In [47]:
from pathlib import Path
import pandas as pd

In [48]:
schools_file = Path("Resources/schools_complete.csv")
students_file = Path("Resources/students_complete.csv")

schools_df = pd.read_csv(schools_file)
students_df = pd.read_csv(students_file)

full_school_df = pd.merge(students_df, schools_df, how="left", on=["school_name", "school_name"])
full_school_df.head() 

Unnamed: 0,Student ID,student_name,gender,year,school_name,reading_score,maths_score,School ID,type,size,budget
0,0,Paul Bradley,M,9,Huang High School,96,94,0,Government,2917,1910635
1,1,Victor Smith,M,12,Huang High School,90,43,0,Government,2917,1910635
2,2,Kevin Rodriguez,M,12,Huang High School,41,76,0,Government,2917,1910635
3,3,Richard Scott,M,12,Huang High School,89,86,0,Government,2917,1910635
4,4,Bonnie Ray,F,9,Huang High School,87,69,0,Government,2917,1910635


In [49]:
#counts number of unique entries in the school name column
total_unique_schools = full_school_df["school_name"].nunique()

#gives the total number of students 
total_students = len(full_school_df["student_name"])

#sus budget column of the schools DataFrame- I have not used the full dataframe since it would be more complicated code
total_budget = schools_df["budget"].sum()

#gives the mean of the maths score
average_maths_score = full_school_df["maths_score"].mean()

#gives the mean of the reading score
average_reading_score = full_school_df["reading_score"].mean()

#gives a list of all students who are passing maths
passing_maths = full_school_df.loc[full_school_df["maths_score"] >= 50, :]

#calculate the percentage of students passing maths
percent_passing_maths = (len(passing_maths)/total_students)*100

#gives a list of all students who are passing reading
passing_reading = full_school_df.loc[full_school_df["reading_score"] >= 50, :]

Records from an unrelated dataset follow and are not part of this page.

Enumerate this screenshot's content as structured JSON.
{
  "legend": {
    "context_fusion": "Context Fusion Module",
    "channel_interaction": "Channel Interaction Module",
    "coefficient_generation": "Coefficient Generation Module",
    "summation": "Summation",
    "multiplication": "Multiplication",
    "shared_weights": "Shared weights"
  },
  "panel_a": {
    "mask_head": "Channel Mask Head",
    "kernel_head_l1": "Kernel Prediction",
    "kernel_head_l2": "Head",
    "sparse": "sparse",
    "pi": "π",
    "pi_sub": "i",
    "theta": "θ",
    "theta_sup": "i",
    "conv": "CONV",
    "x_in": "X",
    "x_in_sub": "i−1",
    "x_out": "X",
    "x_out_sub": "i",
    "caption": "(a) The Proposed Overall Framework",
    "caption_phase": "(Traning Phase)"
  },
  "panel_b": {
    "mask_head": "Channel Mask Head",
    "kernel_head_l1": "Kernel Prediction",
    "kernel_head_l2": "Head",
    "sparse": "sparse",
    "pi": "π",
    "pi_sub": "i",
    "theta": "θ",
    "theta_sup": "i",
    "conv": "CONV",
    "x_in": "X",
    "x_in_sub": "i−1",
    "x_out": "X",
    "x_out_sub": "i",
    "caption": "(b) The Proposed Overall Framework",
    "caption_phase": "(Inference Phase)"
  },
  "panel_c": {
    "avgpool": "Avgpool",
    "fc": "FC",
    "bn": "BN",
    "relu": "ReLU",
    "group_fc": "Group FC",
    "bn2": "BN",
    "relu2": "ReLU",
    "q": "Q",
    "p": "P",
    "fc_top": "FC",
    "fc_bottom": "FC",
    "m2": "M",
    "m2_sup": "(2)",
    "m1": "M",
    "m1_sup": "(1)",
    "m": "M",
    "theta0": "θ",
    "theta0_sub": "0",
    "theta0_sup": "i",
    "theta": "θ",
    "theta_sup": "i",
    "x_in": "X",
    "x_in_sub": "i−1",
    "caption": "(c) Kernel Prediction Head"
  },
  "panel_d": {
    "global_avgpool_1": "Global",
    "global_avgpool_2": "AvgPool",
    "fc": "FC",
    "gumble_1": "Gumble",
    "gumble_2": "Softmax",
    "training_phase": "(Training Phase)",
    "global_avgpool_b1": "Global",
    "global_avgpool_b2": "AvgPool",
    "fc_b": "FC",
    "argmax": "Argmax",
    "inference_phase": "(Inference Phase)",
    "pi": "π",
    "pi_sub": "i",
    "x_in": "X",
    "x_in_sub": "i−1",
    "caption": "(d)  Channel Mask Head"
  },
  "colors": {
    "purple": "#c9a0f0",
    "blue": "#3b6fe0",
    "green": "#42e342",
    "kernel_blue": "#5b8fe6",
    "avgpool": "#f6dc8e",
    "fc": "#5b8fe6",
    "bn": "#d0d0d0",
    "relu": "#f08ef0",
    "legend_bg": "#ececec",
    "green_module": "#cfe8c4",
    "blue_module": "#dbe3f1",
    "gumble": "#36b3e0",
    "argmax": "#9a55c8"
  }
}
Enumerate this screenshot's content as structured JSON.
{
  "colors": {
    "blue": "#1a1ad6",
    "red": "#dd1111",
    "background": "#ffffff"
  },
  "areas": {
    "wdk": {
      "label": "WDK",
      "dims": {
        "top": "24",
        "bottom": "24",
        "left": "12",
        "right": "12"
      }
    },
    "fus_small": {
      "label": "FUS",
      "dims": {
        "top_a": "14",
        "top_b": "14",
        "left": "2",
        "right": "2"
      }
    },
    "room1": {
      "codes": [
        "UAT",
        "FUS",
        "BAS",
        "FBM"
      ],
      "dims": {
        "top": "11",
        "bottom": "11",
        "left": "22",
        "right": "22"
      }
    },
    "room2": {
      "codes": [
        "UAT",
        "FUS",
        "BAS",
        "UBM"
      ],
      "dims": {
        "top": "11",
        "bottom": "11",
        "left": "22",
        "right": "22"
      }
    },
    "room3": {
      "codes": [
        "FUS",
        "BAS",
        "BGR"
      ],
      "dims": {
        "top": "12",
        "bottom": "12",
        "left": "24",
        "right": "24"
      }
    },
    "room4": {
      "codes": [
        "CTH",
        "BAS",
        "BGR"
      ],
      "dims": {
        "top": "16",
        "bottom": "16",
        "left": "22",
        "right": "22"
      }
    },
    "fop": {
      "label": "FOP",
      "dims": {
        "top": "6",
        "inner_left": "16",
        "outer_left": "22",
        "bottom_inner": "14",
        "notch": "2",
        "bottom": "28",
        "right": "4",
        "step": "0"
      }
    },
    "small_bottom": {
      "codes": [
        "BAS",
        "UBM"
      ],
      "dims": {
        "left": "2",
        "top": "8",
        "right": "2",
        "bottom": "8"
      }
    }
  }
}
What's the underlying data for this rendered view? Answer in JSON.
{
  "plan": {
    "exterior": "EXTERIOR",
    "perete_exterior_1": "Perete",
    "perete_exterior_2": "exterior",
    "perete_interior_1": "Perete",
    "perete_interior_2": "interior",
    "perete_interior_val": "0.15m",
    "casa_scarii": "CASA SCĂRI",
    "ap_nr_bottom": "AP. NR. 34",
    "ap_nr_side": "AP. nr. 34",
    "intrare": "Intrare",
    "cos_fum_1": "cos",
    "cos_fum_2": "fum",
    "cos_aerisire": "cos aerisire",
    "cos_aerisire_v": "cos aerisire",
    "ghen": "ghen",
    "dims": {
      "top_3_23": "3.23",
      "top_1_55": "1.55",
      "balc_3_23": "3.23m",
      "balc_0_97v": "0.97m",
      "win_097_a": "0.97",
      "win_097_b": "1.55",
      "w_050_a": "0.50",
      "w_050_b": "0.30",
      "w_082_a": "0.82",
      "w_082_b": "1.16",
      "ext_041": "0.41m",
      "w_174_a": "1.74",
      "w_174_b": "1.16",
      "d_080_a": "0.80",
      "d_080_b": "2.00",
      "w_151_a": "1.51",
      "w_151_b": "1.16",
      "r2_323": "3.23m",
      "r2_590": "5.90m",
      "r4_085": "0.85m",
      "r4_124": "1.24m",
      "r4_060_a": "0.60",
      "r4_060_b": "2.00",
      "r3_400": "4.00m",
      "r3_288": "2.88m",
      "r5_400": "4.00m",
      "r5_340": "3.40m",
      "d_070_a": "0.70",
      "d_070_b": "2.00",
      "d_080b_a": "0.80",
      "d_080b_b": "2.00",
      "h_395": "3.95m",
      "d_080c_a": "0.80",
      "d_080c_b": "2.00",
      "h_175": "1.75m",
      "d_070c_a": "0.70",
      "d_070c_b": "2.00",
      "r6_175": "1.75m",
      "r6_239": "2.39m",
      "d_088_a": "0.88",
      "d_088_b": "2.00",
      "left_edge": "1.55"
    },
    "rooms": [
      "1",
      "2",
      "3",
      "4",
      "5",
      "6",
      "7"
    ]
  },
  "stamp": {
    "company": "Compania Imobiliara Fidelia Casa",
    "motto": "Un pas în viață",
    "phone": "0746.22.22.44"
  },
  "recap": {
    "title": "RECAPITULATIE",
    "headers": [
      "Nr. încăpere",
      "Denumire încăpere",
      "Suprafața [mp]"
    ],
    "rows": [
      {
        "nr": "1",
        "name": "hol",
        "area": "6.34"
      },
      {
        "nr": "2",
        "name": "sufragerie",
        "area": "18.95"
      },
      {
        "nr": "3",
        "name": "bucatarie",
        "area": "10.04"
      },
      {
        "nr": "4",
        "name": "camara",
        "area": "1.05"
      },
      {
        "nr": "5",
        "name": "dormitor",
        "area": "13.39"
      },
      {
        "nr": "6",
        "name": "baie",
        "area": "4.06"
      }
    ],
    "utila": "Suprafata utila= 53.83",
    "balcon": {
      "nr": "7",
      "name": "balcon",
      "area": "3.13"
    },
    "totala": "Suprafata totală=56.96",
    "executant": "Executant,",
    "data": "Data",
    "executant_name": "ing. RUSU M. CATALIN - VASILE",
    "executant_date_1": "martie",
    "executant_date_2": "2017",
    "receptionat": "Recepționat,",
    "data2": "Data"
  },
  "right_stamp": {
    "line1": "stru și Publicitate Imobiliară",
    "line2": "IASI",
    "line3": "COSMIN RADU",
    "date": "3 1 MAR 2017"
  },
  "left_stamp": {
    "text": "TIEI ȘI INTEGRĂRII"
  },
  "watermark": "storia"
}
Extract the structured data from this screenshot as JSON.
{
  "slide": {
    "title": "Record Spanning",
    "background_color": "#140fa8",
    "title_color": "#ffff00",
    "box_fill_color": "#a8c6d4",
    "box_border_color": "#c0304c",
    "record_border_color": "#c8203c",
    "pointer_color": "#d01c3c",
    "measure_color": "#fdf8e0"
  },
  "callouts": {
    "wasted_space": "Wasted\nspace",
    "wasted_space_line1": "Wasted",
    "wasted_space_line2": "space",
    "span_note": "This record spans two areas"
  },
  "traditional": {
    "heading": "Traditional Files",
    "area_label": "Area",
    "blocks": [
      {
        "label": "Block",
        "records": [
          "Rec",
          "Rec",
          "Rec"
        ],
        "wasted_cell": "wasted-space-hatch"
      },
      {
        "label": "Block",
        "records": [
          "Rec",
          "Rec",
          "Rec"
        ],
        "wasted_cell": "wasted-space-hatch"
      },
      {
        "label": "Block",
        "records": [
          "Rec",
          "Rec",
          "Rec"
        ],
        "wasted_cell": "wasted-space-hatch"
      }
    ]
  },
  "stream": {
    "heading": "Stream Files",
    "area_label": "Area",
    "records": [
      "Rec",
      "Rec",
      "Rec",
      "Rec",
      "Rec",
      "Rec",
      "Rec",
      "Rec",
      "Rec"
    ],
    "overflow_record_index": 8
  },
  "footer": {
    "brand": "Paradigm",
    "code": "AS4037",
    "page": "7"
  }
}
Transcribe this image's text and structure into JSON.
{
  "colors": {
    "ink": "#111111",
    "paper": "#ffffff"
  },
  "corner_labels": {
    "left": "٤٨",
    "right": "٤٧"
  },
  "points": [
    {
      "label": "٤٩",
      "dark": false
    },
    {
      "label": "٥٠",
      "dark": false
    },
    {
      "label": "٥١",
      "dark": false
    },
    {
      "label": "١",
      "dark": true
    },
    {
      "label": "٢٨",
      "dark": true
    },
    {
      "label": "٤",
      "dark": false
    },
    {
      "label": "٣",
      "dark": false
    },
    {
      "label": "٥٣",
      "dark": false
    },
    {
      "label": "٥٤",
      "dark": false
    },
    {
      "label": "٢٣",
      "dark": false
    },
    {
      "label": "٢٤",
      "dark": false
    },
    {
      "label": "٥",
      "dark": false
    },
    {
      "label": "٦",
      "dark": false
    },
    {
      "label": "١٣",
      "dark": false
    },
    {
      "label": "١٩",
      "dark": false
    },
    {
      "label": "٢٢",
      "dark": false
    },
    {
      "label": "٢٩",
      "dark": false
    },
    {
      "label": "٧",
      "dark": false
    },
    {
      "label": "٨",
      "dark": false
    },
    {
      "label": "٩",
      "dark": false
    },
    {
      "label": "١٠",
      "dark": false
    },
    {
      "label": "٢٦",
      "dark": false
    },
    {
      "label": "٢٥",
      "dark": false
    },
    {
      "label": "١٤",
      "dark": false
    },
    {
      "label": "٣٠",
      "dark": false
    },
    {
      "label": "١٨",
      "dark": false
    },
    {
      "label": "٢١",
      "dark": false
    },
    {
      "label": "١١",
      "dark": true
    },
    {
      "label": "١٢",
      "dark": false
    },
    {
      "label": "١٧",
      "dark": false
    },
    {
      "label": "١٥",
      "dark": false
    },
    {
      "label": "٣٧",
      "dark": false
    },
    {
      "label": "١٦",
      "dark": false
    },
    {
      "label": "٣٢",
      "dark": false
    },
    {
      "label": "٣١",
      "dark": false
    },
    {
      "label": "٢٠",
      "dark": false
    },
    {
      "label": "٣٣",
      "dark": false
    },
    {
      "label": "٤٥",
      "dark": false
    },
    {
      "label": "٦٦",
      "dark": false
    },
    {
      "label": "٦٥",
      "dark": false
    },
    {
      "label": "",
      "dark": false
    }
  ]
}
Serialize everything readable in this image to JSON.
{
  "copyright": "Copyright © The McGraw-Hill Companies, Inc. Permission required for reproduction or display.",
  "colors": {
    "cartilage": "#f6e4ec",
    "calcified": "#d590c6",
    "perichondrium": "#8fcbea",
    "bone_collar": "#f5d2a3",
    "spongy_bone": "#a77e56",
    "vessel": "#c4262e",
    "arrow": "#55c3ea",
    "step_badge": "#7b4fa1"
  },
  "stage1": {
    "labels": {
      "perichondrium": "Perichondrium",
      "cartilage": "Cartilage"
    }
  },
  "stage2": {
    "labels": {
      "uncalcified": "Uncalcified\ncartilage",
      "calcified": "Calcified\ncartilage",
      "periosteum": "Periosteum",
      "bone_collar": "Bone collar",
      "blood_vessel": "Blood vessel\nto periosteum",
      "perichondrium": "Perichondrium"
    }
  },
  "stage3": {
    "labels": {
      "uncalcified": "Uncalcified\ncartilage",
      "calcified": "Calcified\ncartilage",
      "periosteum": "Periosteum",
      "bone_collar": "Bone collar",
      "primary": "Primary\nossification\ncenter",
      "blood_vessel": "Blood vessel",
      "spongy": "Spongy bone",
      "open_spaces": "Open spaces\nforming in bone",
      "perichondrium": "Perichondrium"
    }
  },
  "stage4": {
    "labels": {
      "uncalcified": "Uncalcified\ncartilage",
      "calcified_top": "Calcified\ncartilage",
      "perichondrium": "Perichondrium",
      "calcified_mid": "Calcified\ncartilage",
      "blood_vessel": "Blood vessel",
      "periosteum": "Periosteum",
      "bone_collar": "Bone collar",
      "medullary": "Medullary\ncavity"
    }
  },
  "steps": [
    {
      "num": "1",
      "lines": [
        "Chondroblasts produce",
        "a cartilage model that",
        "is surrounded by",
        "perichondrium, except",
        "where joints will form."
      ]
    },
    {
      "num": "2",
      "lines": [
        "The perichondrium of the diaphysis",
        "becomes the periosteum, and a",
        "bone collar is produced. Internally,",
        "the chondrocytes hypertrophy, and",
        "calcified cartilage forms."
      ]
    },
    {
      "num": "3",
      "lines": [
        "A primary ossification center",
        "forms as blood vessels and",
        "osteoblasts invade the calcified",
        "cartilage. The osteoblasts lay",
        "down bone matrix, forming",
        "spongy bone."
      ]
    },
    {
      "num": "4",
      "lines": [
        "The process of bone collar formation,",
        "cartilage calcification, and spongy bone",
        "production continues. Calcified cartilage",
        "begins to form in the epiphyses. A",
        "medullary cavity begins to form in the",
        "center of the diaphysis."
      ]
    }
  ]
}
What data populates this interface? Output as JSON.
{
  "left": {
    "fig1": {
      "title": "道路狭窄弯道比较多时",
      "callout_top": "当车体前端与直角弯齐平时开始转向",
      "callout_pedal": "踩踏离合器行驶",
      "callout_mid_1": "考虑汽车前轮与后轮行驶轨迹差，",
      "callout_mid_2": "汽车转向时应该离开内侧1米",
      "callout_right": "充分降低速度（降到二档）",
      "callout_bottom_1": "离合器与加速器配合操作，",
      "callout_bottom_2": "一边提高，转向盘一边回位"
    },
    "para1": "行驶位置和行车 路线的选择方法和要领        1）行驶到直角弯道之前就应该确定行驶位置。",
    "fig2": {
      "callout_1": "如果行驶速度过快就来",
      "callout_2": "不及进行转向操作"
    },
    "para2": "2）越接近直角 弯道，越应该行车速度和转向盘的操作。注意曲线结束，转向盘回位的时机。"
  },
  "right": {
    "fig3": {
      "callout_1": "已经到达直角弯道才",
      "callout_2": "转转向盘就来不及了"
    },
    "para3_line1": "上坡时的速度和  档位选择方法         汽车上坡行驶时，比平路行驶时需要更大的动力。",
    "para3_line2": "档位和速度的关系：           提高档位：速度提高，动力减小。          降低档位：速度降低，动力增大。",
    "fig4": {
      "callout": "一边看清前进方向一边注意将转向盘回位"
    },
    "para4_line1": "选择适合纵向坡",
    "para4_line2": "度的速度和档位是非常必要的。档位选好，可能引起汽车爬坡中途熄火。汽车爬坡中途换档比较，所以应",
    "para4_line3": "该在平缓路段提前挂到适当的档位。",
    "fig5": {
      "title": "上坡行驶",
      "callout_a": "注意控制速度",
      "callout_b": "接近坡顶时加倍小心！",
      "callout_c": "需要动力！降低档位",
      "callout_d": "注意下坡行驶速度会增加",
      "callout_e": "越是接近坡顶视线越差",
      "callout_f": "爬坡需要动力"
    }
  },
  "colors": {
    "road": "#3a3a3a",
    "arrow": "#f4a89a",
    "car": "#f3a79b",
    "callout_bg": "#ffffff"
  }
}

#calculate the percentage of students passing reading
percent_passing_reading = (len(passing_reading)/total_students)*100

#gives a list of all students who are passing maths and reading
passing_students = full_school_df.loc[(full_school_df["maths_score"] >= 50) & (full_school_df["reading_score"] >= 50), :]

#calculates the percentage of students passing
percent_passing = ((len(passing_students)/total_students)*100)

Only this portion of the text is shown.